Posse Comitatus


"The Pentagon may be the only agency of the federal government that George Bush believes in, so it's little wonder that he wants it to keep expanding its power, not only overseas but right here at home. Ever since Hurricane Rita, the one consistent message out of Bush's mouth has been: Bring in the Pentagon...

"The Posse Comitatus Act of 1878 prohibits the President from using "any part of the Army of the United States... for the purposes of executing the laws" unless expressly authorized by the Constitution or an act of Congress. Regulations governing its enforcement explicitly rule out the "direct participation by a member of the Army, Navy, Air Force, or Marine Corps in a search, seizure, arrest, or other siilar activity."

"Aside from a few departures, the line has been clear: The military deals with overseas threats and cannot engage in domestic law enforcement...

"Over the years, Congress and the courts have carved out several exceptions to the law.

"First, the military can already provide disaster relief by sending in supplies and equipment or providing humanitarian assistance. Courts have rules this kind of involvement as "passive," since it doesn't grant the military coercive power over the citizenry.

"Second, the National Guard, when it is under the command of a state governor, can engage in law enforcement. And the Coast Guard is exempt.

"Third, the President can waive the law by invoking the Insurrection Act, which grants him powers to put down lawlessness, rebellion, and resistance by states to the enforcement of federal laws.

"Presidents have used troops in a variety of domestic settings: dubiously to intervene in labor strikes and legitimately to enforce the civil rights laws when state governments were refusing to do so.
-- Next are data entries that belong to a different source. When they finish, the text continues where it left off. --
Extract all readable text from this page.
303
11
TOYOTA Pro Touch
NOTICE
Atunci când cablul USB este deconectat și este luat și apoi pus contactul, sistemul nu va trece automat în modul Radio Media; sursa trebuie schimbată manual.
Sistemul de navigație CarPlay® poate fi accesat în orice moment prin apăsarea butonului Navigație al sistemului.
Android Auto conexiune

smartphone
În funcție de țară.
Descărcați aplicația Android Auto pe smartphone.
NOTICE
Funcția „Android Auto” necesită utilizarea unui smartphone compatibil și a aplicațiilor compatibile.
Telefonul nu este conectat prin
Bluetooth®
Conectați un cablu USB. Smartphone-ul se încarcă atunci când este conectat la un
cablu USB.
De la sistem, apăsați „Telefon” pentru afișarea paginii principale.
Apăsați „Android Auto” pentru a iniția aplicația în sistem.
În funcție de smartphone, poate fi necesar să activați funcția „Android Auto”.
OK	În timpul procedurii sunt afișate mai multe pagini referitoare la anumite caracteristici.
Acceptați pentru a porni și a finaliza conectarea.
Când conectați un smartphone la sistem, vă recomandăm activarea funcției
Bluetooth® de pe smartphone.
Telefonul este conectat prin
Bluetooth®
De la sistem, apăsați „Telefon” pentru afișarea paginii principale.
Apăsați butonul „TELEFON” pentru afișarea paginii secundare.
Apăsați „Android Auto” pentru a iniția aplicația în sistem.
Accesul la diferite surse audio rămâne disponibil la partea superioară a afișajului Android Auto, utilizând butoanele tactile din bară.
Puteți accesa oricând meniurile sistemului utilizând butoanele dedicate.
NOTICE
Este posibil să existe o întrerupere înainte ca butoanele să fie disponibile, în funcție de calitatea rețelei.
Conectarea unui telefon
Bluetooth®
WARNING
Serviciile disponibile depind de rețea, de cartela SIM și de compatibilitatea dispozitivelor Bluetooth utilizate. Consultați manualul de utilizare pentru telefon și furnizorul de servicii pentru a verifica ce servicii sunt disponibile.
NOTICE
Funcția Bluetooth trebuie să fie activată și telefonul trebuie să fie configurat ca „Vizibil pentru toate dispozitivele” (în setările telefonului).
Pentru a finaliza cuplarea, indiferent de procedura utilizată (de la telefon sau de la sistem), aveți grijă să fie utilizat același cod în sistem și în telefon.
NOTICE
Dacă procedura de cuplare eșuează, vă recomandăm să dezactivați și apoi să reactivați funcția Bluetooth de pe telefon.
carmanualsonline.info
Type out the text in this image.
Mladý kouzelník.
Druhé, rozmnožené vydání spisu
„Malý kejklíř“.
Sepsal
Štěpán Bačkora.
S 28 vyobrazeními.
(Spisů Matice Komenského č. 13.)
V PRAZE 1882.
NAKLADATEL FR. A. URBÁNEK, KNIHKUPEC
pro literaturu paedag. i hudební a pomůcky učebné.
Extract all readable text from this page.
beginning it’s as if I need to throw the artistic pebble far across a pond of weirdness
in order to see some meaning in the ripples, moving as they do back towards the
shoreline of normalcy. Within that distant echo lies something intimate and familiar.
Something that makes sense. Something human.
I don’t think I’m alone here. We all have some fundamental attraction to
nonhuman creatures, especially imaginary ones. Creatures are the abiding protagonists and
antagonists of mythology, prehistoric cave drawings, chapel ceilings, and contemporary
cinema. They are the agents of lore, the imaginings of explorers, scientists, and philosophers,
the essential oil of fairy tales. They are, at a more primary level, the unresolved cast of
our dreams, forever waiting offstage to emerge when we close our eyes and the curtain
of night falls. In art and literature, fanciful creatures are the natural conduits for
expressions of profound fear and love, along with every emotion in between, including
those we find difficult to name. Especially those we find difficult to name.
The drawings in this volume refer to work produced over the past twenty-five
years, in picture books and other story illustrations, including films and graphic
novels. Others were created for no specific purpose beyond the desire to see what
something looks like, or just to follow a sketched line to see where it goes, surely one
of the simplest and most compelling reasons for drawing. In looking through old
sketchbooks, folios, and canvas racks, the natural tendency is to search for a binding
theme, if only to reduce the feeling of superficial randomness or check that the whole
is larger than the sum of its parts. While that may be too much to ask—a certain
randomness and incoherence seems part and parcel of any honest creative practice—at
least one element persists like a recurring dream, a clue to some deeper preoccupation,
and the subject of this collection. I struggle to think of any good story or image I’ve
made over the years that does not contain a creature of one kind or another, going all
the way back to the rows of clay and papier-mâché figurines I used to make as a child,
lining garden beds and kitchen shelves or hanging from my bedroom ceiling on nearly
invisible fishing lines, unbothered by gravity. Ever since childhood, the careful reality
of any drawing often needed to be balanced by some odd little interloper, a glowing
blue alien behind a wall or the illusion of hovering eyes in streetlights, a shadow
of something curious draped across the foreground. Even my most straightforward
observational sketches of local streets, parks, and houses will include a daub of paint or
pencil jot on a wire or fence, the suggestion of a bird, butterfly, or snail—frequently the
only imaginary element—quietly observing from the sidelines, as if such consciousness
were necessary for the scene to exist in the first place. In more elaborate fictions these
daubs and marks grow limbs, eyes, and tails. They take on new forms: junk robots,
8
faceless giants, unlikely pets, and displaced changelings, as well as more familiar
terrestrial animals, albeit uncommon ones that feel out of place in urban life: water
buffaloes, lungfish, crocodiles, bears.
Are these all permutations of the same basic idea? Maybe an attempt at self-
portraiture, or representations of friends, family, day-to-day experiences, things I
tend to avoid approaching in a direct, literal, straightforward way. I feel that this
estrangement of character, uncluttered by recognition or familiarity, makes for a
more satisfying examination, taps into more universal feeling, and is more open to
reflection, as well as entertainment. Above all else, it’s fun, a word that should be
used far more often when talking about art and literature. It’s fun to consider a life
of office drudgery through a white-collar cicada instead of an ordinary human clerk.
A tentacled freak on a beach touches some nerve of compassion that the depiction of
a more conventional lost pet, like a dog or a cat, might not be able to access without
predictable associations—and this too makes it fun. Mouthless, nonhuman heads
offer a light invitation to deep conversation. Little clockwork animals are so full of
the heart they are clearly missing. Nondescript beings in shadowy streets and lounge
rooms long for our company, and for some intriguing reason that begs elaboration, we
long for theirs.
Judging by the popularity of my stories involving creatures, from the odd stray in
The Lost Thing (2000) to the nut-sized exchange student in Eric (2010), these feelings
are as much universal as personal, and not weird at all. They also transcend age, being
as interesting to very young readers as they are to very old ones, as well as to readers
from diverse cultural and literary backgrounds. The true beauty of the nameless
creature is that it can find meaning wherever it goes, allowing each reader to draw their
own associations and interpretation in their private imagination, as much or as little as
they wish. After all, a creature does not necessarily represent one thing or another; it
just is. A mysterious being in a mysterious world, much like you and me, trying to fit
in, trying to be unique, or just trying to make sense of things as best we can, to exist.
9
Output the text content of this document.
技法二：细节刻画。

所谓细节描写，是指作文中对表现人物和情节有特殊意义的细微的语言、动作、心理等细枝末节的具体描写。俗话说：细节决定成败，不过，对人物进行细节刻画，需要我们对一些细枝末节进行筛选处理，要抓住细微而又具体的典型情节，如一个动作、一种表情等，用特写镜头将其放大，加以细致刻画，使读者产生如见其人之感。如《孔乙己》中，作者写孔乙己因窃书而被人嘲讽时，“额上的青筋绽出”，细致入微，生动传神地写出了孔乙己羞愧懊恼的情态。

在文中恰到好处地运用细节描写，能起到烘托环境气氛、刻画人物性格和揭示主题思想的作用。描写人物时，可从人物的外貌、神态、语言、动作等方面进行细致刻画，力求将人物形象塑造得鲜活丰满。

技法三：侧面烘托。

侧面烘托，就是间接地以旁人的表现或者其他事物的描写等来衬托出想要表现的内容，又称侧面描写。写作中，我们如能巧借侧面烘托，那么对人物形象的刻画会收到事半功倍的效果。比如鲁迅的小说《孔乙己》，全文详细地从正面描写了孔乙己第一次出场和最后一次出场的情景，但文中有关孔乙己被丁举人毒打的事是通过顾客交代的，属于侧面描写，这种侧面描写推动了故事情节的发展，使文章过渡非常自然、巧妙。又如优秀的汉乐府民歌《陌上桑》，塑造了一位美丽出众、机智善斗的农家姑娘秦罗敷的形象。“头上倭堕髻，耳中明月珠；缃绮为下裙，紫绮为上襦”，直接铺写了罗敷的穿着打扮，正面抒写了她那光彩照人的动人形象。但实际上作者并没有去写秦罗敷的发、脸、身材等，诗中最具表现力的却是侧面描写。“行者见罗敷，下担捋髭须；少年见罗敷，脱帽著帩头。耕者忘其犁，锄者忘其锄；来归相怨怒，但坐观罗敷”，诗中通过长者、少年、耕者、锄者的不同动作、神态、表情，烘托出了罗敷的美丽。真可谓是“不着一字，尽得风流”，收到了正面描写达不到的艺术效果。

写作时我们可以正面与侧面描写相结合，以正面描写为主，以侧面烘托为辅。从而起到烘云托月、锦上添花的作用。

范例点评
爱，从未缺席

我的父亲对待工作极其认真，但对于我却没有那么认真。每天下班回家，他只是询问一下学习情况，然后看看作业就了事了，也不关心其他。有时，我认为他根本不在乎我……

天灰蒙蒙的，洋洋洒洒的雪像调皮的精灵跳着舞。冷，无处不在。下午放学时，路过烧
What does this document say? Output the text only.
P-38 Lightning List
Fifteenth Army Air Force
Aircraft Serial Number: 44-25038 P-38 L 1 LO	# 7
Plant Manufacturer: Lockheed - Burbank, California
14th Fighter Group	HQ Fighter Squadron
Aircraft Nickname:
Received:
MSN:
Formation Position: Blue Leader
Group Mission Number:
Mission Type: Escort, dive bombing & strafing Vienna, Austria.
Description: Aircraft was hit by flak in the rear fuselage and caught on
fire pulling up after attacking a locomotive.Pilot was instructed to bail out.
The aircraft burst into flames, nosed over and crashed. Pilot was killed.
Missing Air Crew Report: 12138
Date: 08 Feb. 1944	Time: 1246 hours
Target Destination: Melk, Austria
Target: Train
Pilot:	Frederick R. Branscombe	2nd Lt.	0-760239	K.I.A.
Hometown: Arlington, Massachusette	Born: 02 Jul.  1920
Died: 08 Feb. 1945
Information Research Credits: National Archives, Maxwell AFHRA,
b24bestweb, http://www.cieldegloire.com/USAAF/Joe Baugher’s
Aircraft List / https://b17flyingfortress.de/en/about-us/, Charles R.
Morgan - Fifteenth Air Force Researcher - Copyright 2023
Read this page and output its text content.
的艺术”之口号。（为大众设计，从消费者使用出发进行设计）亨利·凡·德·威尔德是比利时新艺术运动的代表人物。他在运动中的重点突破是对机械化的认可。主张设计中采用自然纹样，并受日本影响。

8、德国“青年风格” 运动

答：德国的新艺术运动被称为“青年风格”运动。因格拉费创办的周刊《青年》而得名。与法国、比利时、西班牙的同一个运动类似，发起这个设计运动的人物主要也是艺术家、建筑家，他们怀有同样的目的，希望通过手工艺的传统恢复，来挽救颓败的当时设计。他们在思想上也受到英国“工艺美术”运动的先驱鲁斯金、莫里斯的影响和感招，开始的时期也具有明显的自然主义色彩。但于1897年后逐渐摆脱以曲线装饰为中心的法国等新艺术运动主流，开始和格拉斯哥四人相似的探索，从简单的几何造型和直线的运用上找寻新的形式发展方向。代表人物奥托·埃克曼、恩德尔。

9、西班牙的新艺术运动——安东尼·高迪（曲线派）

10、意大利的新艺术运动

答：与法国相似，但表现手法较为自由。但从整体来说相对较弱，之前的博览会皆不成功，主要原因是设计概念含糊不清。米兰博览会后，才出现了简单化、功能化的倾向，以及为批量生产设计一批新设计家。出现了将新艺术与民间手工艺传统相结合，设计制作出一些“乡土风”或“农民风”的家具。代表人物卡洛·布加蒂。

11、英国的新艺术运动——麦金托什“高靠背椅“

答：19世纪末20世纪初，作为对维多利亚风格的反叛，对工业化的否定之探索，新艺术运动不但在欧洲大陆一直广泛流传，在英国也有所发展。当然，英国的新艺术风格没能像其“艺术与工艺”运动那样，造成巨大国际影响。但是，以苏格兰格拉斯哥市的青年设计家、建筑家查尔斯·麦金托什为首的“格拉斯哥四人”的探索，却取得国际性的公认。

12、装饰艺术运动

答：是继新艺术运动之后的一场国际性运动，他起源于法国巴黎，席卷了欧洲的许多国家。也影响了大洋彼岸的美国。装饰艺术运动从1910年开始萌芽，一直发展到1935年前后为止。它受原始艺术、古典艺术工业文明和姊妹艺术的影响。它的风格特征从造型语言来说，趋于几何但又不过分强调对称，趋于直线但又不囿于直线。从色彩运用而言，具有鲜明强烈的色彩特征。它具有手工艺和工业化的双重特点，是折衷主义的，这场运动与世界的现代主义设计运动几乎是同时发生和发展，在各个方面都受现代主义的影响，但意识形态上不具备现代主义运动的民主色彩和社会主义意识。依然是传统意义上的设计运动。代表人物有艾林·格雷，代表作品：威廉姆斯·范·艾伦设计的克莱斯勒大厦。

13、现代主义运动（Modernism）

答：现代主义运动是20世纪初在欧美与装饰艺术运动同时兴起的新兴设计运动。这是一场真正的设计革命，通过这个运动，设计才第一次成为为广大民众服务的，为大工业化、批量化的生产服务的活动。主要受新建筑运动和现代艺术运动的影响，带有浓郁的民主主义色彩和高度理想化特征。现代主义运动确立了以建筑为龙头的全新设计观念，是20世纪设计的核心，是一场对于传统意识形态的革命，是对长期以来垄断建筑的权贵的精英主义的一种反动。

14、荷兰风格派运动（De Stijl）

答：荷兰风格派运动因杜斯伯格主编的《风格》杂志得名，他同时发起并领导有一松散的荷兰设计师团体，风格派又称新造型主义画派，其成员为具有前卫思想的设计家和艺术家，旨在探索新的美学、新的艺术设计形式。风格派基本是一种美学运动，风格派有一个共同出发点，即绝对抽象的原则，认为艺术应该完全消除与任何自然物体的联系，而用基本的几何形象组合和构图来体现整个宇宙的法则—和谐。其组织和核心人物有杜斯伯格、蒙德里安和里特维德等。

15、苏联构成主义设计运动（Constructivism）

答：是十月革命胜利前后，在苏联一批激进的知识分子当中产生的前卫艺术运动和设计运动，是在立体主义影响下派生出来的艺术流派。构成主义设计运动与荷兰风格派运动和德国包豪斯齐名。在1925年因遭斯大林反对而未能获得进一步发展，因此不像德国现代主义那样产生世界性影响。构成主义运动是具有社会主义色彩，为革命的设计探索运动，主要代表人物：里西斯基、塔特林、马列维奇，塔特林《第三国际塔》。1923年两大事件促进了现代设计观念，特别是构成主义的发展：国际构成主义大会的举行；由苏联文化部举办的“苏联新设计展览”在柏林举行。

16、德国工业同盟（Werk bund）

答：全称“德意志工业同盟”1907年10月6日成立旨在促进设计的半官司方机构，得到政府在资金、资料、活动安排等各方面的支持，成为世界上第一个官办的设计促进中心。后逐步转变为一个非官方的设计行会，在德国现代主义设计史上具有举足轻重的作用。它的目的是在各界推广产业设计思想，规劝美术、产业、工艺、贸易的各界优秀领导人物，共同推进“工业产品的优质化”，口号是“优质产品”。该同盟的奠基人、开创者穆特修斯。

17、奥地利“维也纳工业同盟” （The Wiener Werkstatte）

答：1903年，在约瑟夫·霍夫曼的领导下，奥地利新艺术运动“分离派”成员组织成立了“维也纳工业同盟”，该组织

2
"But the Bush Administration has gone to new lengths. It has used troops for immigration patrol and drug interdiction. And ever since 9/11, it has pushed hard for amending the Posse Comitatus Act...

"Like its reaction to its incompetence prior to 9/11, the Bush Administration is responding to its colossal Katrina screwups by flailing away at our own cherished civil liberties. And just as the harsh measures of the Patriot Act are not necessary to protect us, the revision of Posse Comitatus is not the answer...

"Timothy Edgar of the ACLU: "It makes very little sense to put the Pentagon in charge of disaster relief when we have a whole new Department of Homeland Security that's supposed to do this"...

""That would be a real departure for our system of government and one that's not at all needed," he says. "Posse Comitatus lays out a fairly strict and basic principle of democracy: Our active duty soldiers are not to be used for internal security for police functions. The danger is that active duty soldiers are not trained in dealing with the local community and they are not accountable to the local community in the way the police are or even the National Guard is."

Michael Ratner of the Center for Constitutional Rights agrees. "What we're talking about is having people who are trained to kill patrol our streets rather than peace officers," he says. "That's a pretty bad sign. They are not trained in constitutional rights or the Fourth Amendment, but are trrained to shoot first and ask questions later."

"Ratner also is concerned that there would be "no real accountability system, no ability to sue, no citizen review boards."...

"Colonel Patrick Finnegan, who is now dean of the academic board at the US Military Academy, shares that concern. "The military is designed and trained to defend our country by fighting and killing the enemy, usually faceless, with no individual rights," he said in 2003, when he taught law at the academy...

"But Bush and Rumsfeld are pushing on. They have an ally in John Warner, the Virginia Republican, who chairs the Senate Armed Services Committee. He has wanted to amend the act since 9/11 and may introduce legislation soon" ("Preserve Posse Comitatus." The Progressive, Nov. 2005: 8-10).